Кажись, бабец прониклась и выдала нам с Лга’нхи по здоровой глиняной миске, в которой бултыхалась старая добрая каша пополам с мясом и молоком. Потом вышла заминка с ложками. Тут, оказывается, у всех столующихся свои приборы должны были быть. На эту тему опять последовала зажигательная дискуссия между дедком и стряпухой, из которой дедок снова вышел победителем, после чего пара ложек была извлечена из секретных стратегических заначек и выдана нам. Ложки у них тут, кстати, тоже керамические. Но когда лопаешь с треском за ушами, на такие дела особого внимания не обращаешь. А готовила тетка реально вкусно. О чем я и не преминул ей сообщить, используя простые слова и богатый язык мимики и жеста, заодно отдав дань ее красоте, уму, обаянию, тонкому вкусу в выборе одежды, огромным запасам душевной теплоты и чувству гармонии в вопросах добавления соли и специй… а также прочим многочисленным талантам. Я ведь полжизни в столовках питался: сначала в школе, потом в технаре… так что о важности налаживания теплых и дружеских отношений с персоналом знал не понаслышке.
Как всякий хороший человек (а стряпуха, которая Так готовит, плохим быть не может), тетка оказалась падкой на лесть, незлопамятной и добродушной. Ее внешняя суровость была лишь панцирем, оберегающим ее нежную ранимую душу от толп оглоедов, вьющихся вокруг кухни и выпрашивающих добавку. Но для по-настоящему грубой и искренней лести какие-то там панцири не помеха. Так что к каше нам еще обомилось по лепешке и были поданы кружки (на сей раз без крика, что с собой таскать надо) с каким-то травяным напитком… Вполне себе приятным на вкус.
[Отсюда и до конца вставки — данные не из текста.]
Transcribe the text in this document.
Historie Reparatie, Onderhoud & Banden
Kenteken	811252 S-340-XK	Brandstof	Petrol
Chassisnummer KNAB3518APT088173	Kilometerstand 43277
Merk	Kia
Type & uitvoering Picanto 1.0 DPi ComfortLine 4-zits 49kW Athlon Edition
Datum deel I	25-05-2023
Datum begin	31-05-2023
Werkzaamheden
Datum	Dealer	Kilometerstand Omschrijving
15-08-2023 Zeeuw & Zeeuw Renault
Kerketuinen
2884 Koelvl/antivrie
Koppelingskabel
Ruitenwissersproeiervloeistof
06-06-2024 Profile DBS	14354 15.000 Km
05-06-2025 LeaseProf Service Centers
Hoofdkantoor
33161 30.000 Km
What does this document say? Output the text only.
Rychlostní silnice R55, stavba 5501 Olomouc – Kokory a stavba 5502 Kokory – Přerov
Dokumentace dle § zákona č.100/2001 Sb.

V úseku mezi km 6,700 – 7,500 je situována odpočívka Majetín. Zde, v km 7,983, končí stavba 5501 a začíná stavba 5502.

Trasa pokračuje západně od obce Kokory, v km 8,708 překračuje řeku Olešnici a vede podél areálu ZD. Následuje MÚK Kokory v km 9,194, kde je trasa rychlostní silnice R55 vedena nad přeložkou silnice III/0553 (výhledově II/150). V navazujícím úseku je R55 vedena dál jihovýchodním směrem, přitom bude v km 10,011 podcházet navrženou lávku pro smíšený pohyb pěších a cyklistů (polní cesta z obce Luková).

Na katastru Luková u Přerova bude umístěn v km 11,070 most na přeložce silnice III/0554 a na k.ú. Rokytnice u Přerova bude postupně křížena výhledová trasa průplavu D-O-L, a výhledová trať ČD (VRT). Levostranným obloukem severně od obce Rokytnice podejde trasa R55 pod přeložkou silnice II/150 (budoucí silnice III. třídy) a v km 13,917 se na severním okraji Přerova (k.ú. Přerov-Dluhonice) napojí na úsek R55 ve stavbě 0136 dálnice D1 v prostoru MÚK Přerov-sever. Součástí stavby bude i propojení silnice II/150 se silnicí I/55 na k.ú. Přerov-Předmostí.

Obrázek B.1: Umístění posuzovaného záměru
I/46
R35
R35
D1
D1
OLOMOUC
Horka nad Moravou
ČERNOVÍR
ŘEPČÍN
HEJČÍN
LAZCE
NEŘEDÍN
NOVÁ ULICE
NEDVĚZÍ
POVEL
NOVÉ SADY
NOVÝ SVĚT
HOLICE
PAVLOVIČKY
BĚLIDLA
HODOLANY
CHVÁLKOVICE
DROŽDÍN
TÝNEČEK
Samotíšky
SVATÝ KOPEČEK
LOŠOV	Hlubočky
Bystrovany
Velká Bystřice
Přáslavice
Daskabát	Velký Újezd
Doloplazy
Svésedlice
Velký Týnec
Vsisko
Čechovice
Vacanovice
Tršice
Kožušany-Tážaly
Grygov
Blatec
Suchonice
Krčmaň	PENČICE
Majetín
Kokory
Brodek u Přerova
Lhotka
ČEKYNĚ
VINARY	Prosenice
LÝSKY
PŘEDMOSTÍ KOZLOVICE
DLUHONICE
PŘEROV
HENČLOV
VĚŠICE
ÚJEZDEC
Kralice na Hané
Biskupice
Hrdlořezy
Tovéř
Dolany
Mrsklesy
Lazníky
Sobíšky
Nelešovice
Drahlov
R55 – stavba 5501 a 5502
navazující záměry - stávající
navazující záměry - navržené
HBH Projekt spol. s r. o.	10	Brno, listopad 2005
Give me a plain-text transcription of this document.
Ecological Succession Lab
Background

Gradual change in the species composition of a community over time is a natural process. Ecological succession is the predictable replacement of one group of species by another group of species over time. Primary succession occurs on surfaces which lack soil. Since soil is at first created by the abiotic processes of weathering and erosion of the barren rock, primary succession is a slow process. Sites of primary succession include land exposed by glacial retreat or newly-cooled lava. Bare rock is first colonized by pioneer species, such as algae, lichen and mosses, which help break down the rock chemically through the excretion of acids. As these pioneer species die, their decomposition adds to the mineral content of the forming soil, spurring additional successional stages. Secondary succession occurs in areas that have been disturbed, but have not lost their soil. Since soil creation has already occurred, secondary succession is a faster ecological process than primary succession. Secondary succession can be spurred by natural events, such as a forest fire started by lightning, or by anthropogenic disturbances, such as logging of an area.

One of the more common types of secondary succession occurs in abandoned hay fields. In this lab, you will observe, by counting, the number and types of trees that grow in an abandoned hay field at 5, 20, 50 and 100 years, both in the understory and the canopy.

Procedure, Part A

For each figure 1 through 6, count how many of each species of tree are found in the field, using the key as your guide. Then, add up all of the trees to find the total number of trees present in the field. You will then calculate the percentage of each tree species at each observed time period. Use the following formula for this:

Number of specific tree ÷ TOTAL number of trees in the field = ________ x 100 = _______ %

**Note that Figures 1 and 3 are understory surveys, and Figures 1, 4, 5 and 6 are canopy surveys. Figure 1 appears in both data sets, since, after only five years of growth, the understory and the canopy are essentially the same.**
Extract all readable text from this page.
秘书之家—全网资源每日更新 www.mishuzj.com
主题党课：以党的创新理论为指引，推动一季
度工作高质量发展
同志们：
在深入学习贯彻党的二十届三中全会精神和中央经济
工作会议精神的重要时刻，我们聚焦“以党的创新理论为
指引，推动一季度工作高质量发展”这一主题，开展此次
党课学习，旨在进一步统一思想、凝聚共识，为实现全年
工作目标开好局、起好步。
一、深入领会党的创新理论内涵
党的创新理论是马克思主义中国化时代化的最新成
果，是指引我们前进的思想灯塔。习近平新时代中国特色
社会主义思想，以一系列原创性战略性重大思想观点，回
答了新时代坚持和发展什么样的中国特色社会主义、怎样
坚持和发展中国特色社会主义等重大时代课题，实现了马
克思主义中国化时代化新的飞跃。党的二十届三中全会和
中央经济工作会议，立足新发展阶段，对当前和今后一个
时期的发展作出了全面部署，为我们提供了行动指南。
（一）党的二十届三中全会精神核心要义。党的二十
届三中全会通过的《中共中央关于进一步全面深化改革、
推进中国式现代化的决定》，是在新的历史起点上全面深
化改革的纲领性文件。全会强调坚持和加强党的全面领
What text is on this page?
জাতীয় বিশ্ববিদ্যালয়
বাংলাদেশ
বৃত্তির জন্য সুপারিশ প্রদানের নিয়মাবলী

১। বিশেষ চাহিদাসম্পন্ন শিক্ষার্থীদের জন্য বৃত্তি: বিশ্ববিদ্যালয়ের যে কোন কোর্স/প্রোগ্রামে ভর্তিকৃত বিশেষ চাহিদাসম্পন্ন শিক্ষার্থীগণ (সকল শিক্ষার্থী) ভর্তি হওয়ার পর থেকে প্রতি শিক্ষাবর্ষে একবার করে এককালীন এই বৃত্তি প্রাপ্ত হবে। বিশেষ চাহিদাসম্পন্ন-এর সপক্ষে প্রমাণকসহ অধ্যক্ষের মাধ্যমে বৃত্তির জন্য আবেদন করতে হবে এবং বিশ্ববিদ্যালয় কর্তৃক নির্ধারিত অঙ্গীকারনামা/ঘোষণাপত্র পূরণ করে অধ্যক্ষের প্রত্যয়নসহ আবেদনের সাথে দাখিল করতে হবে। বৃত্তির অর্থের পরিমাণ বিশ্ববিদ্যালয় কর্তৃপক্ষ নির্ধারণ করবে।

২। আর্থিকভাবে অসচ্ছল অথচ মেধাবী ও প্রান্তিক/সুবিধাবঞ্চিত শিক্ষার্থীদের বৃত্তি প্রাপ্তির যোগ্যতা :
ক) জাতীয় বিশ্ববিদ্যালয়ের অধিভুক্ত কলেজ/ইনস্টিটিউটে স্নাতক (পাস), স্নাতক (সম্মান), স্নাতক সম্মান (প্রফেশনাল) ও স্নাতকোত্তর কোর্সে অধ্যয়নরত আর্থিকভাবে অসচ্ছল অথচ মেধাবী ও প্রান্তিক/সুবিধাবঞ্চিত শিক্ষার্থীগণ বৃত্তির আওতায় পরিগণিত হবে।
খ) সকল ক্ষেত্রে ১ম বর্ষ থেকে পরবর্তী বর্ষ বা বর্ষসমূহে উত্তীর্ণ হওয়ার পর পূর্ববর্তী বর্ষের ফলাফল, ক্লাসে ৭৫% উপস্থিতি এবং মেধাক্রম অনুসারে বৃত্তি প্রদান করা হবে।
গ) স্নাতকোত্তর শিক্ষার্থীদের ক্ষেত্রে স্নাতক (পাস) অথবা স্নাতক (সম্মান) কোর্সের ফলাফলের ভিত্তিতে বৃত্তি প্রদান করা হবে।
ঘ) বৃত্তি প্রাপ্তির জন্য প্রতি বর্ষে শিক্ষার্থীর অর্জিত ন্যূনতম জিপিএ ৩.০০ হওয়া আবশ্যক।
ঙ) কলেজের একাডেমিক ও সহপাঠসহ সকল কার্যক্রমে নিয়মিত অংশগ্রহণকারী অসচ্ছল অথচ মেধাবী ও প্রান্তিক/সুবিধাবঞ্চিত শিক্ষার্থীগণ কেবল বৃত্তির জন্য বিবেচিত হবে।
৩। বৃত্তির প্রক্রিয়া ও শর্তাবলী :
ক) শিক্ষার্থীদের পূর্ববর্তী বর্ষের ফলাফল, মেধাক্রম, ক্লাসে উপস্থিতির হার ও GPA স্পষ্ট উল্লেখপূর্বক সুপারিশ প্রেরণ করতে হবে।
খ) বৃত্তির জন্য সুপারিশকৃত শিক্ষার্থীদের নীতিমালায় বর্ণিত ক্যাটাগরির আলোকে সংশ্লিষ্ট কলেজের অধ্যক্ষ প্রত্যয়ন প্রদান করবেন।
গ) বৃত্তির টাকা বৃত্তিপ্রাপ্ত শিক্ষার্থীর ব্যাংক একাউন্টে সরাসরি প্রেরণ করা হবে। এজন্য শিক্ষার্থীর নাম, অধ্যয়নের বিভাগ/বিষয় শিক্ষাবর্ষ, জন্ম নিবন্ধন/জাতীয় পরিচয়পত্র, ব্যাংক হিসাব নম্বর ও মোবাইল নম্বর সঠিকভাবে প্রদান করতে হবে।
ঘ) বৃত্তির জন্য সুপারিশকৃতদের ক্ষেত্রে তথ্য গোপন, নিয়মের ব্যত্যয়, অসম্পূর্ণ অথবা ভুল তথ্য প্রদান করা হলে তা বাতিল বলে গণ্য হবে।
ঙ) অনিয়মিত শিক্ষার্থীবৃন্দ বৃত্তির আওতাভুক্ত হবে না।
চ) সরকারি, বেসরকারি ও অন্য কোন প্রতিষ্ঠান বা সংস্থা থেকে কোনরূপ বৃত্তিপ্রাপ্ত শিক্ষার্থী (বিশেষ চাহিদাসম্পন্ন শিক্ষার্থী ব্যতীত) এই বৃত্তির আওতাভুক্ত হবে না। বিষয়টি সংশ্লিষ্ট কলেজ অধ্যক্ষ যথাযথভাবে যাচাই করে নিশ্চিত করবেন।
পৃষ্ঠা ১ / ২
Пока мы лопали вдвоем, начали подтягиваться и другие работяги. Котел сняли с очага, и каждому налили такую же здоровенную миску (что означало — дикарям недоваренного харча отсыпали… Запомним!!!). К нам вновь прибывшие отнеслись с почтением и опаской, как к забредшим в город медведям… — поглядеть любопытно, но подойти погладить боязно. На мои попытки их разговорить, они отвечали вежливо, односложно и коротко, а все больше кивали головами и радостно улыбались, не произнося ни слова. Стряпуха по имени Улоскат была вся в делах и заботах, пытаясь прокормить с полсотни голодных мужиков. Дед Ундай (так звали моего нового знакомца) почему-то с нами обедать не остался, а удрал, причем, как я понял, вообще за территорию слободы. Мой приятель Лга’нхи был томен и грустен: то ли переживал из-за не нахождения артефакта, то ли просто обожрался — так что оставаться здесь у нас не было никакого смысла. Да и в сон, откровенно говоря, меня чегой-то потянуло… Потому мы предпочли откланяться и удалиться из столь приятного общества. По дороге домой я непременно заблудился бы в лабиринте хаотичных построек, но мой дорогой друг со встроенной функцией внутреннего компаса Лга’нхи, будучи вождем и по совместительству штатным штурманом племени, уверенно вывел нас к нашему домику-двору-сараю.